Le référentiel à grande échelle est une base de données qui rassemble un ensemble d'informations géographiques numérisées de précision métrique, couvrant l'ensemble du territoire national et comprenant quatre composantes compatibles entre elles, superposables et interopérables, contenant des données topographiques, orthophotographiques et parcellaires ainsi que des adresses. Ce référentiel répond à des besoins propres de l'Etat, notamment en matière de défense nationale et de prévention des risques, en sorte que sa réalisation est nécessaire à la conduite des missions d'intérêt général assurée pour l'Etat et ses établissements publics. La cohérence d'ensemble du dispositif, l'ampleur et l'urgence du projet ainsi que l'investissement qu'il représente et la rentabilité économique incertaine de certains de ses constituants justifient la concentration des moyens financiers et humains nécessaires à cette réalisation sur un seul opérateur. Enfin, les services de l'Etat et ceux de ses établissements publics ne sont tenus d'y recourir que lorsque les données qu'il contient correspondent à leurs besoins. Par suite, le droit exclusif ainsi conféré à l'Institut géographique national n'excède pas les nécessités des services d'intérêt général auxquels l'outil est destiné. Enfin, si les droits exclusifs accordés à l'Institut géographique national par le décret attaqué lui confèrent une position dominante sur les marchés concernés, cette circonstance ne le place pas pour autant en situation d'en abuser automatiquement.... ...Il s'en déduit que le décret du 22 novembre 2004 conférant à l'Institut géographique national la réalisation du « référentiel à grande échelle » et les droits exclusifs qui s'y attachent n'est pas contraire aux stipulations de l'article 86 du Traité instituant la Communauté européenne, dont il résulte que s'il est loisible aux Etats membres d'accorder à des entreprises gérant des services d'intérêt économique général des droits exclusifs pouvant faire obstacle à l'application des règles du traité relatives à la concurrence, ces restrictions à la concurrence ne doivent pas excéder les limites de ce qui est nécessaire à l'accomplissement de leur mission particulière et doivent rester proportionnées à ces nécessités.
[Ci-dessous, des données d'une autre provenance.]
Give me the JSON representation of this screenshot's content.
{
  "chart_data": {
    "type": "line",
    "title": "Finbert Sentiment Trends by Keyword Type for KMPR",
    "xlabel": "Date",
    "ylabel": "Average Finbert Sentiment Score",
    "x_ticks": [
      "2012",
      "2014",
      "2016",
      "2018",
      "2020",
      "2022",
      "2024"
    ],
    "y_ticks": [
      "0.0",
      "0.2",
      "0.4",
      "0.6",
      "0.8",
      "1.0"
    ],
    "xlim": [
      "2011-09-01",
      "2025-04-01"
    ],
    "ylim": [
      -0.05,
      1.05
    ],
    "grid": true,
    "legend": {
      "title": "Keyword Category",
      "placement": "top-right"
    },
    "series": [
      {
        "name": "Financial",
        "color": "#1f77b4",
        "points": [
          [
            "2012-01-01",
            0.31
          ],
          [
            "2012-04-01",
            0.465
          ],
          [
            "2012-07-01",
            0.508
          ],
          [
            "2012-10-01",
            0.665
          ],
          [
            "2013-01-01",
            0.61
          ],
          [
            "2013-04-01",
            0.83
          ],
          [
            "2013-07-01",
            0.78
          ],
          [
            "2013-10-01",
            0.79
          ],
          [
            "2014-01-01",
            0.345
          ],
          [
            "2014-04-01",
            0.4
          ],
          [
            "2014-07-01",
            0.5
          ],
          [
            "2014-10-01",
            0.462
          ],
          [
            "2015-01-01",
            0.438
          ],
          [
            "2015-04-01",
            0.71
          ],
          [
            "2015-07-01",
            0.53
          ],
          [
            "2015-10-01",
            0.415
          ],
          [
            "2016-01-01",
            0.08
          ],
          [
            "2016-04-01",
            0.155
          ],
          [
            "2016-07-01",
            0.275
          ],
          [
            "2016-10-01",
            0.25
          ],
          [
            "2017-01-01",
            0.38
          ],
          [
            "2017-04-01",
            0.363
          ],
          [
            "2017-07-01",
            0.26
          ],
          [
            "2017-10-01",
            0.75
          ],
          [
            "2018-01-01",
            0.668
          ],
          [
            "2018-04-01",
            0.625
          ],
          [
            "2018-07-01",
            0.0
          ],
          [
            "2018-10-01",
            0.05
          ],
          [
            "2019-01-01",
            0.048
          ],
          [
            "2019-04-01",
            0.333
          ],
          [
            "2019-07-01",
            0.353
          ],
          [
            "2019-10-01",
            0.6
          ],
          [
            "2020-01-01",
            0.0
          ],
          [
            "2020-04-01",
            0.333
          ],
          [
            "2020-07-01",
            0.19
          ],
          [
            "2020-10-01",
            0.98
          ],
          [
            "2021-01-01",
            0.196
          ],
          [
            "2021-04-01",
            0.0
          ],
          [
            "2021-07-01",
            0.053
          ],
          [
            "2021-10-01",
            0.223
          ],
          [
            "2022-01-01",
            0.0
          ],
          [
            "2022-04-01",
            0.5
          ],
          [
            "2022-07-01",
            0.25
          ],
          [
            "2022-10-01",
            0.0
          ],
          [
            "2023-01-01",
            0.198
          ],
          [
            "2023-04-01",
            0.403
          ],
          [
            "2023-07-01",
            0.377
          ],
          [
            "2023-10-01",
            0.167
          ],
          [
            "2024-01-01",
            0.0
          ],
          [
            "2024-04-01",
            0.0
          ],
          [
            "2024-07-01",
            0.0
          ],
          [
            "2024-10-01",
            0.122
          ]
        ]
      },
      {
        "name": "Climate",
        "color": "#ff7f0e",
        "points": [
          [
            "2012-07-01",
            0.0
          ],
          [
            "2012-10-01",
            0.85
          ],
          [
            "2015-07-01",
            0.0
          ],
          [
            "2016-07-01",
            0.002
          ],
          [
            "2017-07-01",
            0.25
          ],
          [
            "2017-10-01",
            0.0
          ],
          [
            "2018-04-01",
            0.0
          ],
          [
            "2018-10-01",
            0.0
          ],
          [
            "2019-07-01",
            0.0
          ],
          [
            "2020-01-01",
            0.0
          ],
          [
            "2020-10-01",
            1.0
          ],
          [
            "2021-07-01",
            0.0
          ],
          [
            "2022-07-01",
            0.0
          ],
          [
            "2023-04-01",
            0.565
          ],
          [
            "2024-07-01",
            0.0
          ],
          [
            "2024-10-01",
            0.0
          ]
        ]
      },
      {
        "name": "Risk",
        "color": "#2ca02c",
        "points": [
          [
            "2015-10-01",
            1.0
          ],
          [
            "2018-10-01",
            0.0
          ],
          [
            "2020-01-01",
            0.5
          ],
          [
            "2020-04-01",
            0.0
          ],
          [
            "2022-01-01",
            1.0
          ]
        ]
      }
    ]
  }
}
L'obligation faite à l'Etat et à ses établissements publics de fournir à l'Institut géographique national les données en leur possession, et de recourir au référentiel à grande échelle constitue un droit exclusif établi en faveur de l'Institut géographique national, qui n'est pas contraire au traité. Par voie de conséquence, les conventions conclues entre l'Etat ou un de ses établissements publics et l'Institut géographique national échappent à l'application des règles de mise en concurrence prévues par les directives communautaires n° 93/36/CEE et 93/38/CEE et par les lois des 3 janvier 1991 et 11 décembre 1992.
L'obligation faite à l'Etat et à ses établissements publics de fournir à l'Institut géographique national les données en leur possession, et de recourir au référentiel à grande échelle constitue un droit exclusif établi en faveur de l'Institut géographique national, qui n'est pas contraire au traité. Par voie de conséquence, les conventions conclues entre l'Etat ou un de ses établissements publics et l'Institut géographique national échappent à l'application des règles de mise en concurrence prévues par les directives communautaires n° 93/36/CEE et 93/38/CEE et par les lois des 3 janvier 1991 et 11 décembre 1992.